Scorpions is vividly written. Middleton conveys the experience of having your mind consumed by intrusive thoughts in a way that is immediate and urgent. Even as the nature of the thought cycles or rituals shift, there is a real sense of how suffocating it is to be trapped in a tide of panic.

There is self-awareness too. Middleton describes the experience of knowing it’s irrational to, for example, check that the tap is off again for the umpteenth time, but have her mind insist she does it anyway.

“I think there is this misconception that because the condition centres around thoughts that are often illogical, that as a person you are not logical,” she explains. “But I think most people who have OCD are probably, all in all, pretty logical, sensible and self-aware people. They just have this completely different side to their brain which allows them to see what’s happening, but has no control over what is happening.”

Middleton’s OCD – which focuses largely on fear of contamination and in particular, vomiting (known as emetophobia) – is only one form the condition can take. Intrusive thoughts can focus on health and cleanliness, but can also be incredibly taboo, centring on sexuality, relationships, violence or incest. In her writing, she wanted to make it clear that her experience is just one of many. “I can’t speak to all people who have the condition, but for me it was important to give an example of what it feels like and hopefully eradicate some of those misconceptions about it being an inclination towards order and cleanliness.”

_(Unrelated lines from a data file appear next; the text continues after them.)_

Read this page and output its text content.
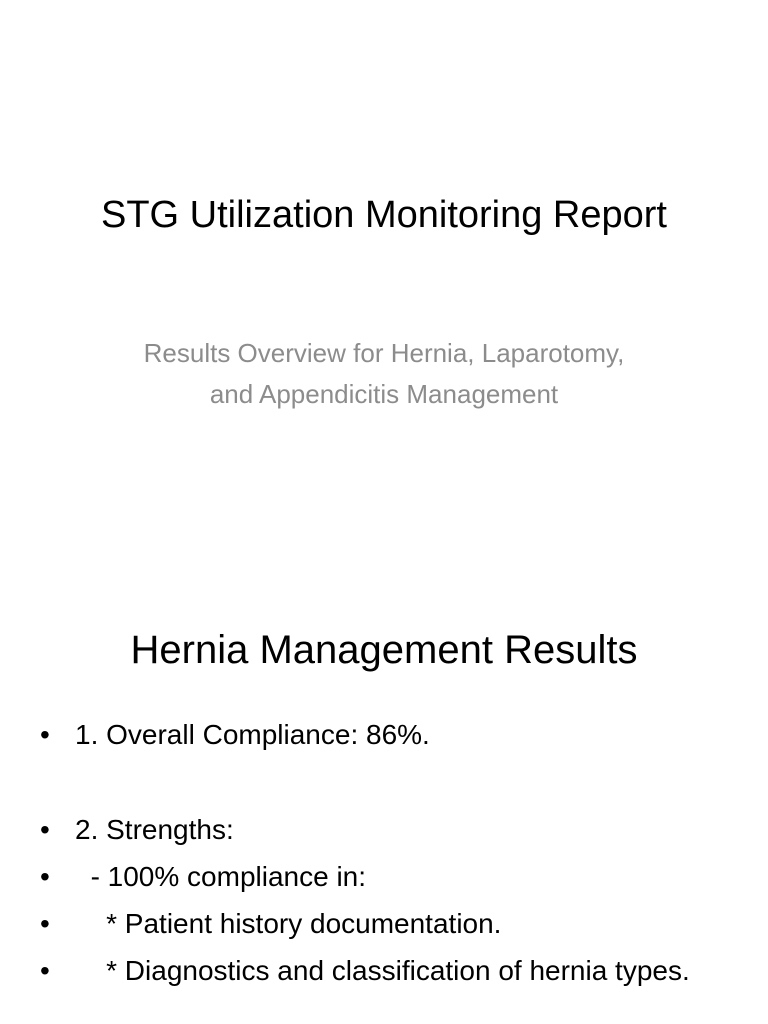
STG Utilization Monitoring Report
Results Overview for Hernia, Laparotomy, and Appendicitis Management
Hernia Management Results
• 1. Overall Compliance: 86%.
• 2. Strengths:
• - 100% compliance in:
• * Patient history documentation.
• * Diagnostics and classification of hernia types.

She found writing cathartic and emotional. Revisiting the ways it shaped her younger life has given her a new perspective. “I felt proud of myself as a younger girl and young woman for having got through all those things which, at the time, you just accepted as your reality.” And it was for that young girl that she was often writing. She says her childhood was lonely and terrifying as she felt she was truly the only person who thought this way.

“This was the book I always wanted to read when I was younger,” she tells me. “I would hope it shows OCD can affect you with varying levels of severity throughout your life, but ultimately, you can go on to live as close to a normal life as possible.”

In the time since she started writing, she gave birth to her daughter with Swedish film director Måns Mårlind. She says becoming a mother, much like writing, has had an immensely clarifying effect on her relationship with her OCD. “It’s given me perspective on both sides of the coin. On the one hand, going through pregnancy, birth and parenthood brought me a lot of stress and anxiety about sickness and infection. And on the flip side, she’s made me live completely in the now, to the extent that some rituals I normally might do are forgotten.”

Middleton does worry about the effect that her OCD, and speaking about it so publicly, will have. In her personal life, she says “there’s a lot of guilt and shame around how selfish it can make you feel when you’re caring for your child and this illogical, meaningless thought or compulsion still manages to affect you.” And even though the writing was cathartic, she also has found it exposing – particularly now that it’s publicly available.

“That’s of course the intention, but I also find it quite nerve-wracking: it’s exposing and intimate, and people will know things about you that they might not know about other people. You’re really letting people into your head and your heart.” She particularly worries that it will come to define her and she will just be “that person with OCD”.

“The idea of being a poster person for something is really unnerving. You’re talking about something you care passionately about, and want to help other people understand, but there is that conflicted part of yourself that feels like doing press is somehow trivialising it.”

She pauses, reckoning with this. This memoir, unlike how she has lived until now, is as exposing as it gets, which she finds terrifying, strange and embarrassing. But she says she has chosen to put that aside. “My desire for people to feel seen or understood is stronger than my cringe factor at being a spokesperson.”